Wednesday, March 30, 2011

What a month!

I know that as Army wives, we're all insanely busy (especially if there are children). I have been so insanely busy the last month or two that I don't even know where my brain is.

I am an Army wife, a step-mom to 2 teenagers (well, they're 12 & 15 - close enough), an elementary music teacher, a volunteer in my church, the FRG secretary/newlsetter editor, and a professional musician. On top of all this, I took on the project of being an assisstant vocal coach at a local high school for their spring musical (Cinderella). The last couple months have been gruelling and long and exhausting. But, it was all worth it. Last weekend, the students (grades 7-12) performed the spring musical. Was it perfect? No - in musical theater and music in general, it's never perfect. Was it amazing? You betcha! Did it come with freak outs and panic attacks? Most definitely! Two days before opening night, Prince Christopher got strep throat. Would I do this all over again? In a heartbeat. I got to work with some of the most amazing high school students. I truly love and adore all of them. If I could, I would adopt each and every one of them. The hugs and words of appreciation after the show really made it all worth it. I'm sitting here at my desk looking at the cast picture that they bought me (and all signed the back of it) and just reflecting on how hard they worked. There were times I wanted to scream and yell and whatever else, but for the most part they were great to work with - despite teenage attitude. It's the week following the show - and I'm trying to figure out what to do with my life.

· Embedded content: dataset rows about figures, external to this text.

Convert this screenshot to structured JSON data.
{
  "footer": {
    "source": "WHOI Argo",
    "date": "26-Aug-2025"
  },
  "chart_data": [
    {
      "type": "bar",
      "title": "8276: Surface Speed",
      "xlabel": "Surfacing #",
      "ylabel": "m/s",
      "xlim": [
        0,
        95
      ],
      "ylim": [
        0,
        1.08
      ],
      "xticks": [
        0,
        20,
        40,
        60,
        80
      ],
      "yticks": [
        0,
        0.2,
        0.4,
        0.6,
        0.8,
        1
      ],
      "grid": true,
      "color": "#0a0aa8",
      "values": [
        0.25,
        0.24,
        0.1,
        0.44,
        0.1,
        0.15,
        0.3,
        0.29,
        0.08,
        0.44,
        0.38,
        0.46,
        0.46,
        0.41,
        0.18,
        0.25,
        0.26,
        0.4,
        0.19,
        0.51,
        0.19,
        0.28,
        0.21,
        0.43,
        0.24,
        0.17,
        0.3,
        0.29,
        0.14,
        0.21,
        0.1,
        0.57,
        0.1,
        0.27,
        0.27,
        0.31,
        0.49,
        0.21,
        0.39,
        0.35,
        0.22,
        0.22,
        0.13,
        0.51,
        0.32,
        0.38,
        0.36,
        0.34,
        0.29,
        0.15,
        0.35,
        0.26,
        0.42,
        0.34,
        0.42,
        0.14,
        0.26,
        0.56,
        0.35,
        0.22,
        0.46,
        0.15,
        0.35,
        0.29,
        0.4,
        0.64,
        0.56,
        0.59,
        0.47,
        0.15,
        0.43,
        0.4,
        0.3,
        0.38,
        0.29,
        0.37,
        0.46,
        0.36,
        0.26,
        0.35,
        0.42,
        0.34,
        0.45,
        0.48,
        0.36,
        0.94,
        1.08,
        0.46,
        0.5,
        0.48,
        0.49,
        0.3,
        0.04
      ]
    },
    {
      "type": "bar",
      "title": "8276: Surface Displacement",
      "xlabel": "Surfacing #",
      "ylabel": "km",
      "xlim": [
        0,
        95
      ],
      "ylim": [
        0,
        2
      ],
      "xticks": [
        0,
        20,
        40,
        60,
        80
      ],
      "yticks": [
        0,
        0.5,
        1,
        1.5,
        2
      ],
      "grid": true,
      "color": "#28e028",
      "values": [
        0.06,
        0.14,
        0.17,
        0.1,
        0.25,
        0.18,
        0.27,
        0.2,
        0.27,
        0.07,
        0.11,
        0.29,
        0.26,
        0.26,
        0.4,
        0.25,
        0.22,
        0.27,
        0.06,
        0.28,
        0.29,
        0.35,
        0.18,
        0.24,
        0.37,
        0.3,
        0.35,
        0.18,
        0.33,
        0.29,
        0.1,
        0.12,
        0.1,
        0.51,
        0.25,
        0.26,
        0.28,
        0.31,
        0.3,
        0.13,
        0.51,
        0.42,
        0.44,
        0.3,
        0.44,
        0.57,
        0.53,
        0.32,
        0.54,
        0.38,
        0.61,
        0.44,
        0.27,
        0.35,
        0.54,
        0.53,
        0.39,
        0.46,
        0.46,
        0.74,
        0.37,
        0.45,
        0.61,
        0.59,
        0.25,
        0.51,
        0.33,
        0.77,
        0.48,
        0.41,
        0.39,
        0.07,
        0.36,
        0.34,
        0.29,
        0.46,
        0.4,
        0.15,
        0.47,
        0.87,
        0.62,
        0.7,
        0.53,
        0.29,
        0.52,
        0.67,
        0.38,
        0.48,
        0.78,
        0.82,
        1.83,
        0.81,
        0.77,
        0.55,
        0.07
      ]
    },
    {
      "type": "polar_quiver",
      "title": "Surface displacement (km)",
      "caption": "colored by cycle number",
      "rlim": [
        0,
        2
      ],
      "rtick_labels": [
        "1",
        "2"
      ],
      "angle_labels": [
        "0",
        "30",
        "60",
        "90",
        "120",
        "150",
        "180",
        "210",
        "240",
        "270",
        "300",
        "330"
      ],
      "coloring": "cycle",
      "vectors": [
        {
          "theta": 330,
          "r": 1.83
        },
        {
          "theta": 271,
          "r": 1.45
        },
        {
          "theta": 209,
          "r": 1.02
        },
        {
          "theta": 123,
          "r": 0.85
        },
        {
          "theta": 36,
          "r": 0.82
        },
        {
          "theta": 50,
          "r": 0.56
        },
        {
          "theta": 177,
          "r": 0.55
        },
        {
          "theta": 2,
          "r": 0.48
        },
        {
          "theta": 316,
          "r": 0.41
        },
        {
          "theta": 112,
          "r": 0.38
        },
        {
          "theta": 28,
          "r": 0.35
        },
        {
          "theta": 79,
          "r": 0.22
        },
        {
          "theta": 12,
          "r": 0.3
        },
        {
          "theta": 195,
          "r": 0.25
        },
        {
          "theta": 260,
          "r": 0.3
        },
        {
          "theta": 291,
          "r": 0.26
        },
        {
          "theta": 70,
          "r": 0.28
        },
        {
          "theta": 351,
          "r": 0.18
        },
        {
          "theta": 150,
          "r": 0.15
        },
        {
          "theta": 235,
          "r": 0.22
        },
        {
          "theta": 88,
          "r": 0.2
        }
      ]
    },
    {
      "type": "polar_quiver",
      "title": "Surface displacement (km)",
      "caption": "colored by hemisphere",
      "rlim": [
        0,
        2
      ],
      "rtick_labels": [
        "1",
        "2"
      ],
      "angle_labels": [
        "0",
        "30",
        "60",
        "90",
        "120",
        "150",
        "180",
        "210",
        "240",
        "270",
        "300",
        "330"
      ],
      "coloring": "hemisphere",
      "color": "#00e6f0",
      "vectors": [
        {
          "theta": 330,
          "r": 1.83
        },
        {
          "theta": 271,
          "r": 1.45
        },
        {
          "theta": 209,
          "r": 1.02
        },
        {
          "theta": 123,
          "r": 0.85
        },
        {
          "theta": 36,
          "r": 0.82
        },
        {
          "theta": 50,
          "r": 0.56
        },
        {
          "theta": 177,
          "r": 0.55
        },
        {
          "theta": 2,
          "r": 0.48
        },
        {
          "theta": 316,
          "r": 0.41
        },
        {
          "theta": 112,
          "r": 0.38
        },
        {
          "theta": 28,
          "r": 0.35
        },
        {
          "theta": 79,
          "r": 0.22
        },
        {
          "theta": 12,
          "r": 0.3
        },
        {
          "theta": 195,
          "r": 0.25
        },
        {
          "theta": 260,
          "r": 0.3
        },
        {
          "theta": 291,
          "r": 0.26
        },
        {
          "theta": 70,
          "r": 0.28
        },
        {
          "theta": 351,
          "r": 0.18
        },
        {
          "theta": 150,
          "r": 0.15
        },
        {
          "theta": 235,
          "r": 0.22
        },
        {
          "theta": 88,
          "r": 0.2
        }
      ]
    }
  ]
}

During the high school musical craziness, I also had to direct a second grade musical for my elementary school kiddos. The music teacher before me had picked it out and the date was set before I took over. It's not exactly what I would have picked for a number of reasons and ended up being a pretty hard level of music/script. I am UBER proud of these kids. They rose to my expectation level for them and performed a great show.

Also in all of this I sing with a local symphony chorus. We have the May Festival coming up in May. There are 5 concerts, and each concert has a seperate set of repertoire. My music bag gets heavy carrying it around everyday. We have rehearsal once or twice a week for at least 3 hours each. It's all worth it too. I enjoy getting to sing with the others in the chorus. Although my husband will be away on orders during all 5 concerts, I am looking forward to performing.

Most of all, I am SO grateful to have a husband that is SO supportive of my insanity to do all these things and more. He often talks to me about how I over-extend myself (and I also get that talk from my colleagues), but at the same time he understands that I am a first year teacher who is trying to find a permanent position. All of these things look wonderful on my resume. I definitely earn every penny I make. I also truly love what I do. I do love working with the little people everyday. There are 720 kids in my elementary school, and I see each and every one of them. There's a lot of names to learn (and I'm still learning) and there's a lot of stories behind the kids. Some of their stories are heartbreaking - and I wish I didn't care so much. I find myself crying for these kids. Then I think about how fortunate I am. I am married to a soldier who has two kiddos that I love and adore. We lack nothing. I come to school and see some of these kids and my heart just breaks. I have several students whose mom or dad is deployed or away on orders. I had a student whose mom was just recently home on her R & R. I was SO happy for this student to see their mom. I'm also glad that I'm here because I have something I can offer this student and the others who are military kids that the other teachers cannot. I've been through deployment with my husband. I understand meltdowns and emotional outbursts and tears out of nowhere. I understand how much it means when there is someone who truly knows what you're feeling/going through to sit there and just listen. With all the craziness of my life, I never forget how thankful I am for the seasoned spouses in my life who 'held my hand' when I went through my first deployment. I feel like I'm just paying it forward in a sense, but at the same time, I'd do it for any kid or spouse who has a loved on that's deployed.